1. From the information provided, what risks are associated with the widget manufacturing company installing the Web server and hosting their own Web site?

2. What threats will not affect the widget manufacturing company?

3. What are the sources of threats relating to this project?

4. What vulnerabilities exist that could be exploited?

Answers to Exercise Questions

1. Risks associated with the widget manufacturing company installing the Web server are associated with hacking and viruses. If the Web site were hacked, content on the site could be modified or deleted. This could result in the company appearing unprofessional or insecure to the public. If the link to send e-mail to the support people in the company were affected, then customers unaware of this e-mail address would be unable to utilize this method of support. Another risk was viruses or other malicious programs damaging Web content or files needed by the Web server to operate.
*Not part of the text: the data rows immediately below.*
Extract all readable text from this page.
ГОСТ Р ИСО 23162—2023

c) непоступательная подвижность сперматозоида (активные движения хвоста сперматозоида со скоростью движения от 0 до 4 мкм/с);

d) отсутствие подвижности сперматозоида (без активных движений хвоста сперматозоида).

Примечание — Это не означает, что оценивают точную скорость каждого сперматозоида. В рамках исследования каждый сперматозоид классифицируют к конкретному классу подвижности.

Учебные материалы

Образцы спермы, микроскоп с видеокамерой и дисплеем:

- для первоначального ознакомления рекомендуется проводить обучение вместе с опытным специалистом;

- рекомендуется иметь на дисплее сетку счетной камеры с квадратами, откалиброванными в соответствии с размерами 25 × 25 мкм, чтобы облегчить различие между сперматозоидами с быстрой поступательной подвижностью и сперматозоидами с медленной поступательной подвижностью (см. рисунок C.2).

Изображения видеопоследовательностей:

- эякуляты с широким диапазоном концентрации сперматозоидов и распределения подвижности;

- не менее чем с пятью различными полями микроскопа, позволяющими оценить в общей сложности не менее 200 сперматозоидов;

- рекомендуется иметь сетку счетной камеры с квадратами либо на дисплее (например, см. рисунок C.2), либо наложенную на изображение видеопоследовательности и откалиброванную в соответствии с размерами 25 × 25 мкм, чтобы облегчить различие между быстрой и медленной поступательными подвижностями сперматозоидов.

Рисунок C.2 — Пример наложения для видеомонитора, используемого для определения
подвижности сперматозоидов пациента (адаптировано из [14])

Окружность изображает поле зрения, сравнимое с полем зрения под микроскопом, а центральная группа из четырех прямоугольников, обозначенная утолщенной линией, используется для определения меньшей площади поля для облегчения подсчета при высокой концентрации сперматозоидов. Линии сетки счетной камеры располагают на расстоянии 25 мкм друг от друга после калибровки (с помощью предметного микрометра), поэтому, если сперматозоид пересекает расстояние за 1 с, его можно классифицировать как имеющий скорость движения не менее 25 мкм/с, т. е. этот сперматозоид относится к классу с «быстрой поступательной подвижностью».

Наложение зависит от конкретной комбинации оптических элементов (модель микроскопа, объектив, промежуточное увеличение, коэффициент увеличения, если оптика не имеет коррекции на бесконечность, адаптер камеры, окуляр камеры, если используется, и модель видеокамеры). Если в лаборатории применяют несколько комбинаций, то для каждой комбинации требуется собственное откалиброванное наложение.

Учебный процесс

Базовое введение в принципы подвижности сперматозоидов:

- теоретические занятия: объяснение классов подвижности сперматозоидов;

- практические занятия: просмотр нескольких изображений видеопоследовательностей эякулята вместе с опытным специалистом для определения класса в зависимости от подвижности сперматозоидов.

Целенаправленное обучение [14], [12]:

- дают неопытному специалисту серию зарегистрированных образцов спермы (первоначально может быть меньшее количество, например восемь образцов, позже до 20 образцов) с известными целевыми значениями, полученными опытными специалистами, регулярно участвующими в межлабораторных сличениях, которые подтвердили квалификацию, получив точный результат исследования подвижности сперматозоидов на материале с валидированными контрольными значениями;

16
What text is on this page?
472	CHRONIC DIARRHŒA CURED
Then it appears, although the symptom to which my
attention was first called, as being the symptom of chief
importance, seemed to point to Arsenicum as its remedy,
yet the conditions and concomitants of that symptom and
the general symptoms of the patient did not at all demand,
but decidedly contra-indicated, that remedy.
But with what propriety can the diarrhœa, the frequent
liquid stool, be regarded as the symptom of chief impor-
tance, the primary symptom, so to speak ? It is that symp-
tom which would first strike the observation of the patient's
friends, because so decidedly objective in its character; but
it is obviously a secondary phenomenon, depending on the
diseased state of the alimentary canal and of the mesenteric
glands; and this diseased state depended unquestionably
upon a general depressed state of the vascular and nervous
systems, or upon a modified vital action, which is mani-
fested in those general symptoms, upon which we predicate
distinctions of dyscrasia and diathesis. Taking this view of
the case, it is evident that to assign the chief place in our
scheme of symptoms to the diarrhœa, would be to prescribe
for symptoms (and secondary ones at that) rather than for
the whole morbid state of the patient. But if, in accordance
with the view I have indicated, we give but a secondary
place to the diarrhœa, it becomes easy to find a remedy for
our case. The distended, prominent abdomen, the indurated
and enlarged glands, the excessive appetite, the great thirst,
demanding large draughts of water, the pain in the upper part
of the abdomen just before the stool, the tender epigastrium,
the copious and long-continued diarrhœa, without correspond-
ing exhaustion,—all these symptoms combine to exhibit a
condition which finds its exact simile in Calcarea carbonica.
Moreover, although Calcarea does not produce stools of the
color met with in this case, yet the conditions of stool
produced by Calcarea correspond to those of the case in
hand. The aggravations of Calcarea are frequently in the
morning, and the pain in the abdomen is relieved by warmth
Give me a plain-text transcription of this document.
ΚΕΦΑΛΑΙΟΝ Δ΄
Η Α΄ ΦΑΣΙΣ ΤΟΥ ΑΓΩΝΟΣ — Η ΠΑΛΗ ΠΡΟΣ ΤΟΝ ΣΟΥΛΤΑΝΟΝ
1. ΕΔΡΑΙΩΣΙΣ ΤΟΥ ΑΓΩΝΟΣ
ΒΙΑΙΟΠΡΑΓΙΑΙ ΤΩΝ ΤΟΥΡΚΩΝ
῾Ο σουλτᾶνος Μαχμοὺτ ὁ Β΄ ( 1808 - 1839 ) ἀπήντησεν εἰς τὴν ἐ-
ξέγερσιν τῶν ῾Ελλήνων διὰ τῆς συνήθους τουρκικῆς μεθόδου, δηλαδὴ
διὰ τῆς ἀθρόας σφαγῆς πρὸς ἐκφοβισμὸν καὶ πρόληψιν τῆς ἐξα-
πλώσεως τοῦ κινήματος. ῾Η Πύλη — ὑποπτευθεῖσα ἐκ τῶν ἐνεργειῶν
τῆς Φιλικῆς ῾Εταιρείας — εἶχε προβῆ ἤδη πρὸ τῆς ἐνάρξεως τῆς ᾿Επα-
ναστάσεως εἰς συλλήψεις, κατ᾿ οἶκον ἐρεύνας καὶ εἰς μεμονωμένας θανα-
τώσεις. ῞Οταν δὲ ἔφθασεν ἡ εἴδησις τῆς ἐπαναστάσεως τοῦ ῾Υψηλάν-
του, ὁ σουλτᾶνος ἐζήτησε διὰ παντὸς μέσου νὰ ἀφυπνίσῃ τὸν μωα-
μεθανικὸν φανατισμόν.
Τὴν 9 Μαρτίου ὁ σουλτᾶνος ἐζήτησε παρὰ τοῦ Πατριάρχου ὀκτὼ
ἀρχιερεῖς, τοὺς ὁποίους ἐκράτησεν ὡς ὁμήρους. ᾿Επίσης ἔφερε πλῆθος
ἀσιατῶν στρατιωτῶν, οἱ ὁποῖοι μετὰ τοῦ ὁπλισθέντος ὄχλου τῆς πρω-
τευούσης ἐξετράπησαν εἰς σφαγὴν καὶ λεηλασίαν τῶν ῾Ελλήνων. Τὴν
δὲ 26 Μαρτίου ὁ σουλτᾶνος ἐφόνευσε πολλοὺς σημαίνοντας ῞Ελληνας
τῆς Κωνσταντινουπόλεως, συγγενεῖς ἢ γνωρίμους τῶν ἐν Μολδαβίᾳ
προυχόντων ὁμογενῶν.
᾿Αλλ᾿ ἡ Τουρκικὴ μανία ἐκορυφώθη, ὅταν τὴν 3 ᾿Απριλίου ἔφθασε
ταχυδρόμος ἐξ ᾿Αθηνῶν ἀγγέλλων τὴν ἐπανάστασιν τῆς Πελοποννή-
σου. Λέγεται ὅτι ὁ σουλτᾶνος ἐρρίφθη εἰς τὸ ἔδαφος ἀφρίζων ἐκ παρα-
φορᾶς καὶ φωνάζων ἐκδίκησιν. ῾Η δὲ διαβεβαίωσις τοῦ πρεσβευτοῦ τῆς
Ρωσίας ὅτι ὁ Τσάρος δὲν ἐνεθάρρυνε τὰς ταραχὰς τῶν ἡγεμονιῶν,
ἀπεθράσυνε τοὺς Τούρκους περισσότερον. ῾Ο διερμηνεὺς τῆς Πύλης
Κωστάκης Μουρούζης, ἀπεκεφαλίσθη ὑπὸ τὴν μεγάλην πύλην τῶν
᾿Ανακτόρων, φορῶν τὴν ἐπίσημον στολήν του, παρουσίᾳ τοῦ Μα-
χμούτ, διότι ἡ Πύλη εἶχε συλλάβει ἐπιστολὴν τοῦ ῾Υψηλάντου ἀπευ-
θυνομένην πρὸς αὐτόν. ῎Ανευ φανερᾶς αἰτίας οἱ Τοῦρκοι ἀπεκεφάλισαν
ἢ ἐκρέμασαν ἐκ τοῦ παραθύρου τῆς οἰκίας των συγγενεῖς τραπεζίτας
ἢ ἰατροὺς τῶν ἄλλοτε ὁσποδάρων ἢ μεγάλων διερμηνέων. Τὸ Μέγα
2. Threats that will not affect the widget manufacturing company are related to viruses on the Web server infecting the internal network, and hackers accessing the internal network through the Web server. Because the widget manufacturing company has not connected the Web server to the production network, viruses and hackers could only be limited to potentially accessing areas of the Web server.

3. The sources of threats that could be identified through the information given are hackers and viruses.

4. Vulnerabilities that could be exploited include the lack of antivirus software and the failure to apply service packs to the Web server. These vulnerabilities could be exploited by a threat, and put the company at risk.